FRANCIS: No, they will just go to Walgreens across the street and they will buy their cigarettes and their deodorant and their toothpaste.

(CROSSTALK)

CAVUTO: Yes, what if the other guy still offer them?

ZUCKERBROT: I believe that their customers will become even more loyal customers, recognizing this is a pharmacy that really is dedicated to health and wellness.

They are making a very clear statement that CVS cares about public health more than their bottom line.

FRANCIS: I doubt...

ZUCKERBROT: That`s what they`re saying.

FRANCIS: I doubt there was a single person who ever passed a CVS and said I`m not going in because they sell cigarettes. I just don`t see that. It`s not a big enough issue. This is...

(CROSSTALK)

ZUCKERBROT: Well, that`s my point. It`s not going to diminish sales at all. And their customers will become more loyal.

CAVUTO: Well, the other guys who have this -- the other guys who have this, they were up. CVS went down.

FRANCIS: Right. That`s right.

(CROSSTALK)

CAVUTO: One day doesn`t a trend make, but...

FRANCIS: Their stocks went up and at the same time CVS went down, because a stock is judged on its ability to make money, and this took sales away, plain and simple.

ZUCKERBROT: But -- but CVS` sales from last year are up 19 percent. And they have made a huge initiative to promote themselves as a wellness brand, as a health care brand. And now they`re really consistent with their message.

FRANCIS: So, are they going to stop selling Hydroxycut and all these other diet pills that only raise your blood pressure and are incredibly dangerous?

I mean, you agree, right?

ZUCKERBROT: For those -- of course.

FRANCIS: Would you recommend anyone take those over-the-counter diet pills that are sitting on the aisle at CVS? They`re terrible for you.

CAVUTO: Well, she did say Doritos in moderation.

(LAUGHTER)

ZUCKERBROT: I mean, even the diet pills are FDA-regulated, so there`s nothing that is on that shelf that has a direct rate to morbidity the way that we know cigarettes do. Cigarettes have a seal on them that say cigarettes kill. We know cigarettes kill.

Over five million...

(CROSSTALK) CAVUTO: We`re just a moment away from slapping a label on Ring Dings -- This will kill you.

(CROSSTALK)

(LAUGHTER)

ZUCKERBROT: Over five million died last year due to cigarette use.

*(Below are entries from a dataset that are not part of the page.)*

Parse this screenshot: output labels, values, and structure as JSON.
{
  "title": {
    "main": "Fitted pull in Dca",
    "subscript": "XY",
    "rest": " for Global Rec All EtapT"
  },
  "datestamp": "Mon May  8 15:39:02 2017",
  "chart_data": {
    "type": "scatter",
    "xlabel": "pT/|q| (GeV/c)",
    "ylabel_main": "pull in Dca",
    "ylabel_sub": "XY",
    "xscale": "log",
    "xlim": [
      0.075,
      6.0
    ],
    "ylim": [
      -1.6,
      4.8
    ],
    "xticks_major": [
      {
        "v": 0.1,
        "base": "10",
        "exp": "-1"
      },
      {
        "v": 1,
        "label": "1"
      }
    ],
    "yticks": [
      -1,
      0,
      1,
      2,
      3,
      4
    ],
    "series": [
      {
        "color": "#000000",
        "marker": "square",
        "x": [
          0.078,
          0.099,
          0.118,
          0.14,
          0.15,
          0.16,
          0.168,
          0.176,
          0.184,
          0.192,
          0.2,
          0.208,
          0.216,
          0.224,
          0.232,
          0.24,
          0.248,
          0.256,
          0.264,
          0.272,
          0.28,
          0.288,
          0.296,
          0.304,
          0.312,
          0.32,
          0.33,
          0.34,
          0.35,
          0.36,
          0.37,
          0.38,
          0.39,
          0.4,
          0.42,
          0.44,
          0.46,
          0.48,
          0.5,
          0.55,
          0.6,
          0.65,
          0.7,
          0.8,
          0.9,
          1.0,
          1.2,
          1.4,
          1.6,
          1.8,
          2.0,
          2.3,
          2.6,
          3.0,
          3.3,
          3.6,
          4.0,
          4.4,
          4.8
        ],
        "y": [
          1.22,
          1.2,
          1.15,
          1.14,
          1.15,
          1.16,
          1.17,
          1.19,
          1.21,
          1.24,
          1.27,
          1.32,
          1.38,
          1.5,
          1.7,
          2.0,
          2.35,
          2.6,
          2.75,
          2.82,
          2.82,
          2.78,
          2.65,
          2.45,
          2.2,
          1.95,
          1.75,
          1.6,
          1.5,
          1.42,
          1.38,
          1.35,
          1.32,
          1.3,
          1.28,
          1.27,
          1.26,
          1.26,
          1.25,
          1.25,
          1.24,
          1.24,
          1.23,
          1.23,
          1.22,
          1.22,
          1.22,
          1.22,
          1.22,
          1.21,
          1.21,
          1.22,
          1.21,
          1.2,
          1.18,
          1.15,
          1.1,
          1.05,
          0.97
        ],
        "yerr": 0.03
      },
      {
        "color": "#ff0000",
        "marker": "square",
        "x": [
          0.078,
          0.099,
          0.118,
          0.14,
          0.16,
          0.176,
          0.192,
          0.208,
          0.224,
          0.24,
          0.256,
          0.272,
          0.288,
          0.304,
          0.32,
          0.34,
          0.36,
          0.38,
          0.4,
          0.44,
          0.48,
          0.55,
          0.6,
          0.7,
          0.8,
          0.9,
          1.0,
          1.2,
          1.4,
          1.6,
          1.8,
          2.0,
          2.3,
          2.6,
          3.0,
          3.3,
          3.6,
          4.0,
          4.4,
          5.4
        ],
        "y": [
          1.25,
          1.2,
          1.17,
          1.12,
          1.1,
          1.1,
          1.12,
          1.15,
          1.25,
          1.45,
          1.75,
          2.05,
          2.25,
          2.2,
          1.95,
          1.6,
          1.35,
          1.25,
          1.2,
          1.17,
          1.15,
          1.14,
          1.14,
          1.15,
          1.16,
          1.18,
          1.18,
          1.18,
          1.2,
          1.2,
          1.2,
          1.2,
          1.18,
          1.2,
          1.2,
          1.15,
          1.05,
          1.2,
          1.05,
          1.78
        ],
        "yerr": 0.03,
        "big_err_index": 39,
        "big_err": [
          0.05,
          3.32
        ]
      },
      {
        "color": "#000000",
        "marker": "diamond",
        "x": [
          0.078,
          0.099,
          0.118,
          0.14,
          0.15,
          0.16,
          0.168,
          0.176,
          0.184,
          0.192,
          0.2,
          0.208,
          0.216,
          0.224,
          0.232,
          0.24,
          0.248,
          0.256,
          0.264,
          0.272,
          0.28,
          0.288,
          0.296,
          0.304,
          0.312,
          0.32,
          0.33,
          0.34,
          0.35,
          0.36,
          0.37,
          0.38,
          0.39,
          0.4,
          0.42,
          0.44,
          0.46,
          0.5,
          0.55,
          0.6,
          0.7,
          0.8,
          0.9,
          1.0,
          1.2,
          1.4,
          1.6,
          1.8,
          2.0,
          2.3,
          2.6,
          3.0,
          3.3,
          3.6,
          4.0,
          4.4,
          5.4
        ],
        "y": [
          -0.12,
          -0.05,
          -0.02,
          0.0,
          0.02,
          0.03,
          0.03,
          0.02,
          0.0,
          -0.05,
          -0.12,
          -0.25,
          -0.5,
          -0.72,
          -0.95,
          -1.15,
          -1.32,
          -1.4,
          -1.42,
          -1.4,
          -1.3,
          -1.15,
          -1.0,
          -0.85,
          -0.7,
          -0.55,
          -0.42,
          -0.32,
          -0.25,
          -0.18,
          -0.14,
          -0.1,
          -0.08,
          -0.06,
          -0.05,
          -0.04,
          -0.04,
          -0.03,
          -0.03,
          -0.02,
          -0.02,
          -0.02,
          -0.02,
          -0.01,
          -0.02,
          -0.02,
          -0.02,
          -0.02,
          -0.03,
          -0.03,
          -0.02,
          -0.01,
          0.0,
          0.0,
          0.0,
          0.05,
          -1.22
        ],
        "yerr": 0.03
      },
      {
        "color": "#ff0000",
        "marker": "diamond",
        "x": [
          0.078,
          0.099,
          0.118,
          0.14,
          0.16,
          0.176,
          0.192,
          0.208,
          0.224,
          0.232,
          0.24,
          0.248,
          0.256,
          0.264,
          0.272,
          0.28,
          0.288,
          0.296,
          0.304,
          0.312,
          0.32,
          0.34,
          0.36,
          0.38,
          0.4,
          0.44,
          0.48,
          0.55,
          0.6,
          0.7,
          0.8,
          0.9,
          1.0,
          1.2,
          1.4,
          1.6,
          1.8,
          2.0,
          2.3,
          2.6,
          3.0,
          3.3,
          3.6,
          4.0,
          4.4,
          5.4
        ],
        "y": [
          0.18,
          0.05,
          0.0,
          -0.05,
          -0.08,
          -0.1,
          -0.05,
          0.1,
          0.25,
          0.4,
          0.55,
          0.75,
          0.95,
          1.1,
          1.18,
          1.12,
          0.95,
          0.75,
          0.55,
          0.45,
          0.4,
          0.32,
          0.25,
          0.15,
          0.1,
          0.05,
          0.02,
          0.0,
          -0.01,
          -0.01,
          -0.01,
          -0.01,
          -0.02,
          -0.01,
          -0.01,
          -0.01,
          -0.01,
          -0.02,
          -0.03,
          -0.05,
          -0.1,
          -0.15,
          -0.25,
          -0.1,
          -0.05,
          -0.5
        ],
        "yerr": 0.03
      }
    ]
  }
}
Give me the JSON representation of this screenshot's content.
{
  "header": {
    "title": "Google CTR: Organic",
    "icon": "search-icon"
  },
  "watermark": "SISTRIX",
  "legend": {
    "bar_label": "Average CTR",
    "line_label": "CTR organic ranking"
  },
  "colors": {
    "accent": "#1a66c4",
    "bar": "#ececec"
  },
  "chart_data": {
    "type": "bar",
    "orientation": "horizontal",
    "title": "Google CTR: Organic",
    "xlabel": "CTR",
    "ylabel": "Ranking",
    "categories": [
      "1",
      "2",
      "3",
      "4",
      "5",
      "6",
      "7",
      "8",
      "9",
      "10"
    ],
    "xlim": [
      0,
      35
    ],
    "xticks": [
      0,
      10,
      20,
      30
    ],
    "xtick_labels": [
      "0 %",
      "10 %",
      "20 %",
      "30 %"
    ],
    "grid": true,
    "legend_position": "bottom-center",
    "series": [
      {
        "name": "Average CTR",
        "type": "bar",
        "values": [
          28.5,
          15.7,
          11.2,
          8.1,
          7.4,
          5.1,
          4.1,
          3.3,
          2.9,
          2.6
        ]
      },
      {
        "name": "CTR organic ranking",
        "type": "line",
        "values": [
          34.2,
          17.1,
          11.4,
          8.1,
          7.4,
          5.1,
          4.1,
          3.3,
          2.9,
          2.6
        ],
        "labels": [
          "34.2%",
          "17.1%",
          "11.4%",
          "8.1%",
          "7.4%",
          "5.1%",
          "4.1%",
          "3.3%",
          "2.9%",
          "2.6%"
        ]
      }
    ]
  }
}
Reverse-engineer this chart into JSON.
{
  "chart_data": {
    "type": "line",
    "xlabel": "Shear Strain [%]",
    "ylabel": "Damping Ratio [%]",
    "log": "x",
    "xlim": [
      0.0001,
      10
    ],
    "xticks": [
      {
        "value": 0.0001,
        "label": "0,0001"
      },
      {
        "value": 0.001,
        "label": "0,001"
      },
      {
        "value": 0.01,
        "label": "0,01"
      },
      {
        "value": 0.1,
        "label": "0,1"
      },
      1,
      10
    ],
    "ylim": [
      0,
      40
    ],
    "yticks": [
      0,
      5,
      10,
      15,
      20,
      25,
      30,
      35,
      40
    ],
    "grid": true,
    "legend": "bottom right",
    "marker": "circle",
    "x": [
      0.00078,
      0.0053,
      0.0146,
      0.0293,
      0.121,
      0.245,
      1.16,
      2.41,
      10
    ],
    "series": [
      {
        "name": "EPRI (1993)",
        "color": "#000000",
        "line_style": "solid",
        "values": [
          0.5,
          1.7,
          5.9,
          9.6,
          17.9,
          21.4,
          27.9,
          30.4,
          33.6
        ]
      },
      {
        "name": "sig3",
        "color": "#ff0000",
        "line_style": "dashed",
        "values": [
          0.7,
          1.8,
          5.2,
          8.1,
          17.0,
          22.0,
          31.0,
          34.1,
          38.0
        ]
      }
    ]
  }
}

CAVUTO: You`re holding back. No, I`m telling you, Tanya, you`re holding back. And you`re rubbing your hands together.

ZUCKERBROT: And the CDC -- the CDC shows that smoking cigarettes decreases your life span by 10 years.

(CROSSTALK)

CAVUTO: You`re salivating in the moment and you`re waiting to pounce again.

(CROSSTALK)

FRANCIS: It`s legal. Everyone has a legal right to buy cigarettes.

ZUCKERBROT: You know, cigarettes will always be legal...

CAVUTO: All right.

ZUCKERBROT: ... because the truth is that the lobbyists who, you know -- have too much power right now. The government is never going to ban cigarettes.

CAVUTO: All right, well, bottom line, they`re going to be gone and then we will see if the customers go with them. It`s too early to tell.